Supporting fence posts are 3" by 3" (c) varying in height from 9" to 29". The height of the posts will need to be adjusted to compensate for variations in the level of the garden to achieve a level running track. My preference is for the line to average 2 ft. above the ground.

The side wall sections are 12" to 15" long cut from 2" by 1/8" timber (d). I get my wood supplier to cut several pieces of 2" by 1/8" from one length of 2" by 1". The side walls retain the loose laid ballast in place and give a tidy, finished appearance to the structure. It is very important to leave a narrow gap between adjacent sidewall sections to allow water drainage from the decking.
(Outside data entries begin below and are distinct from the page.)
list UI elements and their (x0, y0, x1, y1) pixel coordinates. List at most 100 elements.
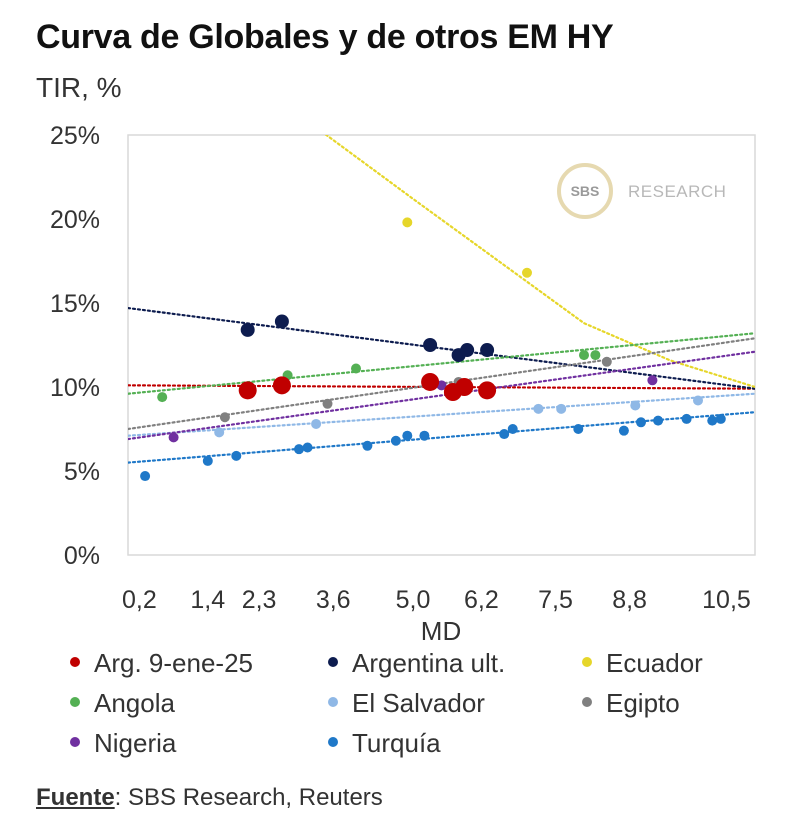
y-tick-label: 0% (64, 542, 100, 570)
point-angola (351, 363, 361, 374)
point-el-salvador (693, 395, 703, 406)
point-argentina-ult (423, 338, 438, 352)
trendline-el-salvador (128, 392, 755, 437)
watermark-text: RESEARCH (628, 182, 726, 201)
point-turqu-a (653, 415, 664, 426)
x-tick-label: 6,2 (464, 586, 499, 614)
chart-title: Curva de Globales y de otros EM HY (36, 18, 614, 56)
legend-item: El Salvador (328, 688, 485, 719)
point-arg-9-ene-25 (272, 376, 291, 395)
legend-marker-icon (70, 657, 80, 668)
legend-label: El Salvador (352, 688, 485, 718)
point-turqu-a (140, 471, 151, 482)
point-angola (157, 392, 168, 403)
point-ecuador (522, 267, 532, 278)
y-tick-label: 20% (50, 206, 100, 234)
point-egipto (322, 398, 333, 409)
legend-marker-icon (582, 657, 592, 668)
point-egipto (601, 356, 612, 367)
point-turqu-a (302, 442, 313, 453)
point-arg-9-ene-25 (238, 381, 257, 400)
point-argentina-ult (460, 343, 475, 358)
point-turqu-a (636, 417, 646, 428)
point-argentina-ult (240, 322, 255, 337)
y-tick-label: 25% (50, 122, 100, 150)
x-tick-label: 8,8 (612, 586, 647, 614)
point-ecuador (402, 217, 413, 228)
x-tick-label: 2,3 (242, 586, 277, 614)
legend-marker-icon (70, 697, 80, 708)
y-tick-label: 10% (50, 374, 100, 402)
point-turqu-a (402, 430, 413, 441)
point-turqu-a (573, 424, 584, 434)
y-tick-label: 5% (64, 458, 100, 486)
legend-label: Nigeria (94, 728, 177, 758)
plot-area (127, 134, 756, 556)
y-axis: 0% 5% 10% 15% 20% 25% (50, 122, 100, 570)
legend-label: Ecuador (606, 648, 703, 678)
legend-item: Argentina ult. (328, 648, 505, 679)
legend-item: Nigeria (70, 728, 176, 759)
chart-subtitle: TIR, % (36, 72, 122, 103)
x-axis: 0,2 1,4 2,3 3,6 5,0 6,2 7,5 8,8 10,5 (122, 586, 751, 614)
x-tick-label: 0,2 (122, 586, 157, 614)
x-axis-label: MD (421, 616, 461, 646)
trendline-argentina-ult (128, 306, 755, 390)
point-argentina-ult (274, 314, 289, 329)
point-turqu-a (681, 413, 692, 424)
y-tick-label: 15% (50, 290, 100, 318)
point-turqu-a (390, 435, 401, 446)
point-el-salvador (311, 418, 322, 429)
point-turqu-a (231, 450, 242, 461)
watermark: SBS RESEARCH (557, 163, 726, 219)
trendline-arg-9-ene-25 (128, 384, 755, 390)
point-turqu-a (499, 429, 510, 440)
legend-marker-icon (328, 657, 338, 668)
point-el-salvador (214, 427, 225, 438)
point-egipto (219, 412, 230, 423)
x-tick-label: 5,0 (396, 586, 431, 614)
point-nigeria (647, 375, 658, 386)
trendline-nigeria (128, 350, 755, 441)
legend-label: Egipto (606, 688, 680, 718)
legend-label: Angola (94, 688, 175, 718)
point-nigeria (168, 432, 179, 443)
point-turqu-a (362, 440, 373, 451)
legend-marker-icon (70, 737, 80, 748)
scatter-chart: SBS RESEARCH 0% 5% 10% 15% 20% 25% 0,2 1,4 2,3 3… (50, 122, 756, 646)
legend-item: Ecuador (582, 648, 703, 679)
point-angola (579, 350, 589, 361)
watermark-badge-icon (557, 163, 613, 219)
point-el-salvador (533, 403, 544, 414)
legend-label: Argentina ult. (352, 648, 506, 678)
trendline-angola (128, 332, 755, 395)
point-arg-9-ene-25 (455, 378, 474, 396)
point-turqu-a (294, 444, 304, 455)
source-label: Fuente (36, 784, 115, 811)
point-arg-9-ene-25 (478, 381, 497, 400)
point-turqu-a (419, 430, 430, 441)
legend-marker-icon (328, 697, 338, 708)
legend-label: Arg. 9-ene-25 (94, 648, 253, 678)
data-points (140, 217, 726, 482)
x-tick-label: 7,5 (538, 586, 573, 614)
point-arg-9-ene-25 (421, 372, 440, 391)
point-angola (590, 350, 601, 361)
source-text: : SBS Research, Reuters (114, 784, 383, 811)
watermark-badge: SBS (571, 183, 600, 199)
x-tick-label: 1,4 (190, 586, 225, 614)
x-tick-label: 10,5 (702, 586, 751, 614)
legend-item: Angola (70, 688, 175, 719)
point-turqu-a (507, 424, 518, 434)
legend-item: Arg. 9-ene-25 (70, 648, 253, 679)
legend-marker-icon (328, 737, 338, 748)
trendline-ecuador (324, 135, 755, 389)
legend-marker-icon (582, 697, 592, 708)
point-argentina-ult (480, 343, 495, 358)
point-turqu-a (618, 425, 629, 436)
point-turqu-a (202, 455, 213, 466)
legend-label: Turquía (352, 728, 441, 758)
point-el-salvador (630, 400, 641, 411)
legend-item: Egipto (582, 688, 680, 719)
point-turqu-a (715, 413, 726, 424)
The metal fence spikes ("Metposts") (f) can be obtained in various lengths. Mine have 18" or 2ft. spikes. Driving them into the ground (e) can be hard work. I found it easier to hammer the upturned Metpost onto the well oiled end of the fence post first - working against a concrete garage floor - using a post offcut held against the base of the retaining sleeve to transmit the hammer blows and slowly force the post into place. The fence post and Metpost can then be driven into the ground as a complete unit using a spirit level to make frequent checks for vertical alignment.

The timber used was rough sawn rather than smooth planed. Rough sawn was cheaper and gave a good key when brushing on preservative. Track deck sections and supporting frames were joined using both galvanized round head nails and outdoor grade PVA glue. I drilled pilot holes through the track deck where nails were required in order to avoid splitting the wood. The fence posts were spaced at 3ft. to 4 ft. intervals. These posts were a very tight fit in the "Metpost" sleeves. It helps to smear a liberal coating of engine oil on the end of the post and the inside the Metpost sleeve before attempting to force the post into position.

I applied three coats of (child & pet friendly when dry) fence & shed preservative to the finished structure. You can buy the timber ready treated but there's an increased hazard from the resulting sawdust - do all the work outdoors and wear a decent face mask.